November 9th, 2012
05:11 PM ET

Letters to the President #1390: 'Petraeus walks'

Reporter's Note: President Obama’s CIA Director quit this afternoon, just as I was writing my daily letter to the White House.

Dear Mr. President,

Just last week I was discussing with a friend how few scandals have plagued your administration. Sure, you’ve had a few low-lying dustups that have not looked particularly good, but few things with genuinely sharp teeth have appeared to threaten the reputation of your team. Republicans probably disagree with that assessment, but as I sit here I can’t think of anything poisonous.

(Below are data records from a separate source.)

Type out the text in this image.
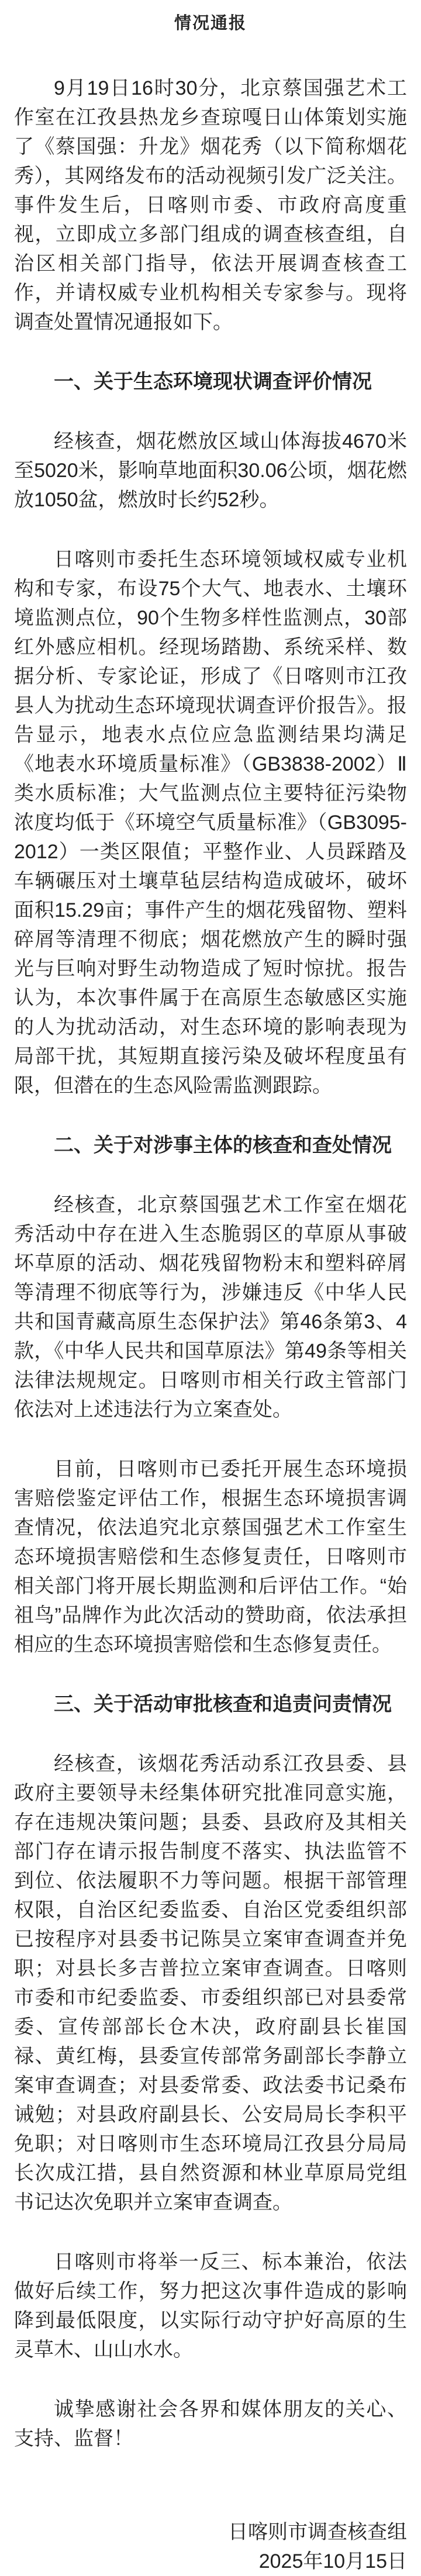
情况通报

9月19日16时30分，北京蔡国强艺术工作室在江孜县热龙乡查琼嘎日山体策划实施了《蔡国强：升龙》烟花秀（以下简称烟花秀），其网络发布的活动视频引发广泛关注。事件发生后，日喀则市委、市政府高度重视，立即成立多部门组成的调查核查组，自治区相关部门指导，依法开展调查核查工作，并请权威专业机构相关专家参与。现将调查处置情况通报如下。

一、关于生态环境现状调查评价情况

经核查，烟花燃放区域山体海拔4670米至5020米，影响草地面积30.06公顷，烟花燃放1050盆，燃放时长约52秒。

日喀则市委托生态环境领域权威专业机构和专家，布设75个大气、地表水、土壤环境监测点位，90个生物多样性监测点，30部红外感应相机。经现场踏勘、系统采样、数据分析、专家论证，形成了《日喀则市江孜县人为扰动生态环境现状调查评价报告》。报告显示，地表水点位应急监测结果均满足《地表水环境质量标准》（GB3838-2002）Ⅱ类水质标准；大气监测点位主要特征污染物浓度均低于《环境空气质量标准》（GB3095-2012）一类区限值；平整作业、人员踩踏及车辆碾压对土壤草毡层结构造成破坏，破坏面积15.29亩；事件产生的烟花残留物、塑料碎屑等清理不彻底；烟花燃放产生的瞬时强光与巨响对野生动物造成了短时惊扰。报告认为，本次事件属于在高原生态敏感区实施的人为扰动活动，对生态环境的影响表现为局部干扰，其短期直接污染及破坏程度虽有限，但潜在的生态风险需监测跟踪。

二、关于对涉事主体的核查和查处情况

经核查，北京蔡国强艺术工作室在烟花秀活动中存在进入生态脆弱区的草原从事破坏草原的活动、烟花残留物粉末和塑料碎屑等清理不彻底等行为，涉嫌违反《中华人民共和国青藏高原生态保护法》第46条第3、4款，《中华人民共和国草原法》第49条等相关法律法规规定。日喀则市相关行政主管部门依法对上述违法行为立案查处。

目前，日喀则市已委托开展生态环境损害赔偿鉴定评估工作，根据生态环境损害调查情况，依法追究北京蔡国强艺术工作室生态环境损害赔偿和生态修复责任，日喀则市相关部门将开展长期监测和后评估工作。“始祖鸟”品牌作为此次活动的赞助商，依法承担相应的生态环境损害赔偿和生态修复责任。

三、关于活动审批核查和追责问责情况

经核查，该烟花秀活动系江孜县委、县政府主要领导未经集体研究批准同意实施，存在违规决策问题；县委、县政府及其相关部门存在请示报告制度不落实、执法监管不到位、依法履职不力等问题。根据干部管理权限，自治区纪委监委、自治区党委组织部已按程序对县委书记陈昊立案审查调查并免职；对县长多吉普拉立案审查调查。日喀则市委和市纪委监委、市委组织部已对县委常委、宣传部部长仓木决，政府副县长崔国禄、黄红梅，县委宣传部常务副部长李静立案审查调查；对县委常委、政法委书记桑布诫勉；对县政府副县长、公安局局长李积平免职；对日喀则市生态环境局江孜县分局局长次成江措，县自然资源和林业草原局党组书记达次免职并立案审查调查。

日喀则市将举一反三、标本兼治，依法做好后续工作，努力把这次事件造成的影响降到最低限度，以实际行动守护好高原的生灵草木、山山水水。

诚挚感谢社会各界和媒体朋友的关心、支持、监督！

日喀则市调查核查组

2025年10月15日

Mind you, and with no offense, I don’t particularly attribute that to anything except luck. Most presidents, I have faith, try to pick out good people with whom to work. And yet, invariably, sooner of later someone strays into something less than savory and the Chief Executive is put in the difficult position of dealing with it.

And now here comes the scandal and resignation of your CIA Director David Petraeus, just at the end of your re-election week. Talk about spoiling the party. All things considered, I suppose you’re happier having it happen now than you’d have been if happened a week ago, but it can’t be pleasant either way.

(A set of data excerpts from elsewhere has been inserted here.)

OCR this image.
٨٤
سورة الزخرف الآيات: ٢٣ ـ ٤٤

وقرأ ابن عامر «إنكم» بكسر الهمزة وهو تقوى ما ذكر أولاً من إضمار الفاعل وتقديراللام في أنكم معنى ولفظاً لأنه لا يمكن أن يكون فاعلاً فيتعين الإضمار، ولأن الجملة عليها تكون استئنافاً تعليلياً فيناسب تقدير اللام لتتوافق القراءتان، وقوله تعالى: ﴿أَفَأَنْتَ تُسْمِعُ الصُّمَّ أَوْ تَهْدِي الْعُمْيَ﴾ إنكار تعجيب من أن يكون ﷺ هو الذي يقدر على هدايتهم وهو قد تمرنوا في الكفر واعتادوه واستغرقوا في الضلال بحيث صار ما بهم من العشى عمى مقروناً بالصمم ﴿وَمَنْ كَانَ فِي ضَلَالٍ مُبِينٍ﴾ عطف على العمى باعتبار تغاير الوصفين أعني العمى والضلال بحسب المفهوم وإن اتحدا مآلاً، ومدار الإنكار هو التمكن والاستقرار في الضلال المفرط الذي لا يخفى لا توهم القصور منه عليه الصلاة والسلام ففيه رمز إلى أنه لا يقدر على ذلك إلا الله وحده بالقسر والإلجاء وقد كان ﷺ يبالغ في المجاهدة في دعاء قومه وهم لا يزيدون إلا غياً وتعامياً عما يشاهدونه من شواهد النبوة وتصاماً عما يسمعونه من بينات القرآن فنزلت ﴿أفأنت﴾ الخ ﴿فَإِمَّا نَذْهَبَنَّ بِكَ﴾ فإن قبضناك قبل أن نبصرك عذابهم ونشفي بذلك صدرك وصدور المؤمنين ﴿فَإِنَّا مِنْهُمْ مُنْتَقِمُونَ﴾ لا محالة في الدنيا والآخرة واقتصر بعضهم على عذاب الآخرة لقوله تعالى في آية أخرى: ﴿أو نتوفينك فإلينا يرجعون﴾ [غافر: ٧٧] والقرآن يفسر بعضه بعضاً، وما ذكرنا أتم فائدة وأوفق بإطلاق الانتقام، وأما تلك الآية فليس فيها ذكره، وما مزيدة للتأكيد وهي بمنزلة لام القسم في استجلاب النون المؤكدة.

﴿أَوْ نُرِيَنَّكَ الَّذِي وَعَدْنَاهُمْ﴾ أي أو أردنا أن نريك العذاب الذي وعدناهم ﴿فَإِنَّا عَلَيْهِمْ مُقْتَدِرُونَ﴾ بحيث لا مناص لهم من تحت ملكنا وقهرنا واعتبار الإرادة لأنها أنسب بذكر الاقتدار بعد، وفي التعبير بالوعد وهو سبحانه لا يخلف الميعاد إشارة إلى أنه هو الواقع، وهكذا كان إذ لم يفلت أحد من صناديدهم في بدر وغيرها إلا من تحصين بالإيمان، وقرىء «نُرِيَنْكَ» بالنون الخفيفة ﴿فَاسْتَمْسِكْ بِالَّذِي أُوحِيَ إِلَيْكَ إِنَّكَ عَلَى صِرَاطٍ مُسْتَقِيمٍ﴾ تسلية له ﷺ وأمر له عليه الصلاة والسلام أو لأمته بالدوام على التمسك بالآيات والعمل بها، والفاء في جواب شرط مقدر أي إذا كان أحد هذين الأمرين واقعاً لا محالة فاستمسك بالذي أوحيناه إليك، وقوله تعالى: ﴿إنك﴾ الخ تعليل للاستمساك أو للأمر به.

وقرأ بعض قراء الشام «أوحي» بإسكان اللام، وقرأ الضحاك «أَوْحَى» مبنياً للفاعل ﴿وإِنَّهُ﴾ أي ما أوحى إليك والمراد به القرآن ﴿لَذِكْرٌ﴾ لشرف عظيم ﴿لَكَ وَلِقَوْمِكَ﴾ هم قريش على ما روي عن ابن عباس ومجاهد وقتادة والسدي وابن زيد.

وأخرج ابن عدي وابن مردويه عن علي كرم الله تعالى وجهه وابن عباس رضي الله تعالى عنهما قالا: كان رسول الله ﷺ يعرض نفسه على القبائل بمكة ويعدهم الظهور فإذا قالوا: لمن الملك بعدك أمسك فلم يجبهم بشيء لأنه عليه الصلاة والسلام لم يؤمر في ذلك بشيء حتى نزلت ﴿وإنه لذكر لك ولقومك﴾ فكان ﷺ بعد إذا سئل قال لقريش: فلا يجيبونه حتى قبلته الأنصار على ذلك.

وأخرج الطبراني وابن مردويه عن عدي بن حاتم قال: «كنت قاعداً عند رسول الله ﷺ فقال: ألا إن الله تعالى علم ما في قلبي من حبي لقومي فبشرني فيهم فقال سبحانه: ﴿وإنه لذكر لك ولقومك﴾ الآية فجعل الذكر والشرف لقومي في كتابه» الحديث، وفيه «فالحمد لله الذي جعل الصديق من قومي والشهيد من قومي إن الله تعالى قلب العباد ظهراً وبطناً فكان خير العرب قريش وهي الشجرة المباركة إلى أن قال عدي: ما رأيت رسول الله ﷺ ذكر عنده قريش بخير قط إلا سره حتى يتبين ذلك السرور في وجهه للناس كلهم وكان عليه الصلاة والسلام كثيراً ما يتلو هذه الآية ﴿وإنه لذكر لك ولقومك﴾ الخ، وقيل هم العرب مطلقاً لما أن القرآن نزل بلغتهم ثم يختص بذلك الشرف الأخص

I feel terrible for his family. People do foolish things all the time, but when they sit in high places the repercussions can sometimes seem much worse than they might be otherwise. The emotional pain, I am sure, is the same, but the scale of the embarrassment is much more grand. Despite a lifetime of honored work, he will now be known in large part for a big mistake at the end of his career. And despite decades of being married, his wife will now spend the rest of her life with the nation knowing he was untrue.

That’s hard for everyone, including some people who in many ways were not at all involved…like you. So I hope for all involved that the most painful days pass quickly.

Call if you want to talk.


soundoff (2 Responses)
  1. Anna Chacko MD

    Cindy Smith is right on target. While Gen Petraeus' infidelity is sad for the family as well as for his mistress/lover, he was not selected for his position based on his morals, he was selected because he has proven again and again that he was an outstanding military officer. This is an effective way of silencing him before testifying before the Congress. We are the losers in this game – a crying game. Using Gen Petraeus' admission of infidelity as an excuse to accept his resignation is pathetic and insulting to the intelligence of the public.

    November 12, 2012 at 1:17 pm |
  2. Cindy Smith

    What better way to discredit someone (who may have some very interesting and damaging information against the president, whitehouse and their departments), than to dig out some skeletons from someone's closet, which in all likelihood are irrelevant to some bigger picture. What you should be asking CNN, is WHY right after the election was this focused on, who has been vying for certain high level positions, and exactly WHAT does Patraeus know that the current administration would like to discredit?... Timing is everything, and this timing, is highly suspicious!